Namun jika ia djauhi oleh orang lain lantaran sikapnya yang tepat dan tegas dalam mempertahankan dan memperjuangkan agama Allah Ta’ala maka hal itu tidaklah tercela dan bahkan kelak akan mendapat pujian dan sanjungan dari-Nya. Bayangkan jika dirimu jadi korban dan objek dari kejahatan lisan orang lain, maka bagaimana perasaanmu?. Niscaya engkaupun akan merasakan pahit dan getirnya hidup. Engkau pasti berharap, agar orang itu menghentikan kejahatannya padamu, hilangnya keburukan yang dilakukan oleh lisan orang-orang padamu dan kehidupanmu dapat berangsur normal lagi seperti sediakala. Jika engkau tidak ingin dicubit, maka jangan sekali-kali mencubit orang lain.
Al-Imam An-Nawawi Rahimahullah menasihatkan, “Sepantasnya bagi orang yang ingin mengucapkan satu kata atau satu kalimat, ia merenungkan dan memikirkan kata/kalimat tersebut dalam jiwanya sebelum mengucapkannya. Bila memang tampak kemaslahatan dan kebaikannya maka ia berbicara.
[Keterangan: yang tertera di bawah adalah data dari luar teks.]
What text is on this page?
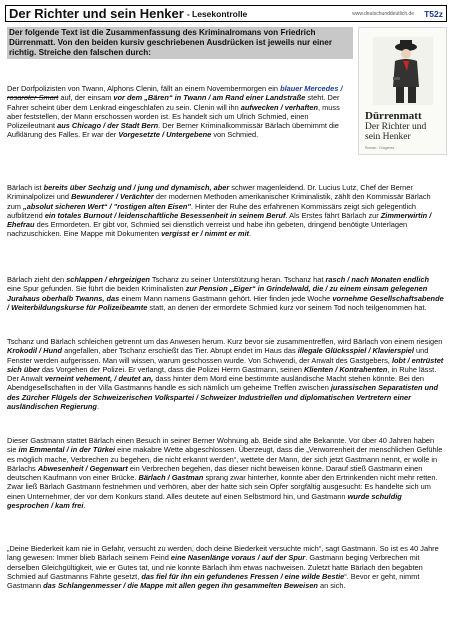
Der Richter und sein Henker - Lesekontrolle	www.deutschunddeutlich.de T52z
Der folgende Text ist die Zusammenfassung des Kriminalromans von Friedrich Dürrenmatt. Von den beiden kursiv geschriebenen Ausdrücken ist jeweils nur einer richtig. Streiche den falschen durch:
Dürrenmatt
Der Richter und sein Henker
Roman · Diogenes
Der Dorfpolizisten von Twann, Alphons Clenin, fällt an einem Novembermorgen ein blauer Mercedes / rosaroter Smart auf, der einsam vor dem „Bären“ in Twann / am Rand einer Landstraße steht. Der Fahrer scheint über dem Lenkrad eingeschlafen zu sein. Clenin will ihn aufwecken / verhaften, muss aber feststellen, der Mann erschossen worden ist. Es handelt sich um Ulrich Schmied, einen Polizeileutnant aus Chicago / der Stadt Bern. Der Berner Kriminalkommissär Bärlach übernimmt die Aufklärung des Falles. Er war der Vorgesetzte / Untergebene von Schmied.
Bärlach ist bereits über Sechzig und / jung und dynamisch, aber schwer magenleidend. Dr. Lucius Lutz, Chef der Berner Kriminalpolizei und Bewunderer / Verächter der modernen Methoden amerikanischer Kriminalistik, zählt den Kommissär Bärlach zum „absolut sicheren Wert“ / "rostigen alten Eisen". Hinter der Ruhe des erfahrenen Kommissärs zeigt sich gelegentlich aufblitzend ein totales Burnout / leidenschaftliche Besessenheit in seinem Beruf. Als Erstes fährt Bärlach zur Zimmerwirtin / Ehefrau des Ermordeten. Er gibt vor, Schmied sei dienstlich verreist und habe ihn gebeten, dringend benötigte Unterlagen nachzuschicken. Eine Mappe mit Dokumenten vergisst er / nimmt er mit.
Bärlach zieht den schlappen / ehrgeizigen Tschanz zu seiner Unterstützung heran. Tschanz hat rasch / nach Monaten endlich eine Spur gefunden. Sie führt die beiden Kriminalisten zur Pension „Eiger“ in Grindelwald, die / zu einem einsam gelegenen Jurahaus oberhalb Twanns, das einem Mann namens Gastmann gehört. Hier finden jede Woche vornehme Gesellschaftsabende / Weiterbildungskurse für Polizeibeamte statt, an denen der ermordete Schmied kurz vor seinem Tod noch teilgenommen hat.
Tschanz und Bärlach schleichen getrennt um das Anwesen herum. Kurz bevor sie zusammentreffen, wird Bärlach von einem riesigen Krokodil / Hund angefallen, aber Tschanz erschießt das Tier. Abrupt endet im Haus das illegale Glücksspiel / Klavierspiel und Fenster werden aufgerissen. Man will wissen, warum geschossen wurde. Von Schwendi, der Anwalt des Gastgebers, lobt / entrüstet sich über das Vorgehen der Polizei. Er verlangt, dass die Polizei Herrn Gastmann, seinen Klienten / Kontrahenten, in Ruhe lässt. Der Anwalt verneint vehement, / deutet an, dass hinter dem Mord eine bestimmte ausländische Macht stehen könnte. Bei den Abendgesellschaften in der Villa Gastmanns handle es sich nämlich um geheime Treffen zwischen jurassischen Separatisten und des Zürcher Flügels der Schweizerischen Volkspartei / Schweizer Industriellen und diplomatischen Vertretern einer ausländischen Regierung.
Dieser Gastmann stattet Bärlach einen Besuch in seiner Berner Wohnung ab. Beide sind alte Bekannte. Vor über 40 Jahren haben sie im Emmental / in der Türkei eine makabre Wette abgeschlossen. Überzeugt, dass die „Verworrenheit der menschlichen Gefühle es möglich mache, Verbrechen zu begehen, die nicht erkannt werden“, wettete der Mann, der sich jetzt Gastmann nennt, er wolle in Bärlachs Abwesenheit / Gegenwart ein Verbrechen begehen, das dieser nicht beweisen könne. Darauf stieß Gastmann einen deutschen Kaufmann von einer Brücke. Bärlach / Gastman sprang zwar hinterher, konnte aber den Ertrinkenden nicht mehr retten. Zwar ließ Bärlach Gastmann festnehmen und verhören, aber der hatte sich sein Opfer sorgfältig ausgesucht: Es handelte sich um einen Unternehmer, der vor dem Konkurs stand. Alles deutete auf einen Selbstmord hin, und Gastmann wurde schuldig gesprochen / kam frei.
„Deine Biederkeit kam nie in Gefahr, versucht zu werden, doch deine Biederkeit versuchte mich“, sagt Gastmann. So ist es 40 Jahre lang gewesen: Immer blieb Bärlach seinem Feind eine Nasenlänge voraus / auf der Spur. Gastmann beging Verbrechen mit derselben Gleichgültigkeit, wie er Gutes tat, und nie konnte Bärlach ihm etwas nachweisen. Zuletzt hatte Bärlach den begabten Schmied auf Gastmanns Fährte gesetzt, das fiel für ihn ein gefundenes Fressen / eine wilde Bestie“. Bevor er geht, nimmt Gastmann das Schlangenmesser / die Mappe mit allen gegen ihn gesammelten Beweisen an sich.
Bila tidak, maka sebaiknya ia menahan lisannya.” (Al-Minhaj, 18/318)
Al-Hafizh Ibnu Rajab Al-Hambali Rahimahullah dalam kitabnya Jami’ul ‘Ulum wal Hikam (1/339-340) menukilkan ucapan tiga sahabat yang mulia berikut ini:
‘Umar ibnul Khaththab Radhiyallaahu ‘anhu berkata, “Siapa yang banyak bicaranya akan banyak jatuhnya (dalam kesalahan). Siapa yang banyak jatuhnya, akan banyak dosanya. Dan siapa yang banyak dosanya niscaya neraka lebih pantas baginya.”
Wahai saudara-saudaraku seiman, jagalah lisanmu dari mengucap berbagai hal yang dilarang oleh Allah Subhaanahu wa Ta’ala dan Rasul-Nya Shallallahu ‘alaihi wa sallam. Peliharalah tanganmu dari menulis berbagai perkara yang telah diharamkan oleh keduanya. Niscaya kalian akan selamat dari ujian dunia, fitnah kubur dan siksa neraka pada hari kiamat. Janganlah lisanmu berucap atau tanganmu menulis kecuali yang baik-baik dan diridloi oleh Allah Subhaanahu wa Ta’ala.
Berkata pula Yahya bin Mu’adz ar-Razi rahimahullah, “Hendaknya seorang mukmin mendapati tiga hal ini dari Anda. Jika Anda tidak bisa memberi manfaat kepadanya, janganlah memberinya mudarat; jika Anda tidak mampu membuatnya gembira, janganlah membuatnya sedih; dan jika Anda tidak memberi pujian kepadanya, janganlah mencelanya.” (Lihat Jami’ul ‘Ulum wal Hikam, Ibnu Rajab al-Hanbali, hlm. 456)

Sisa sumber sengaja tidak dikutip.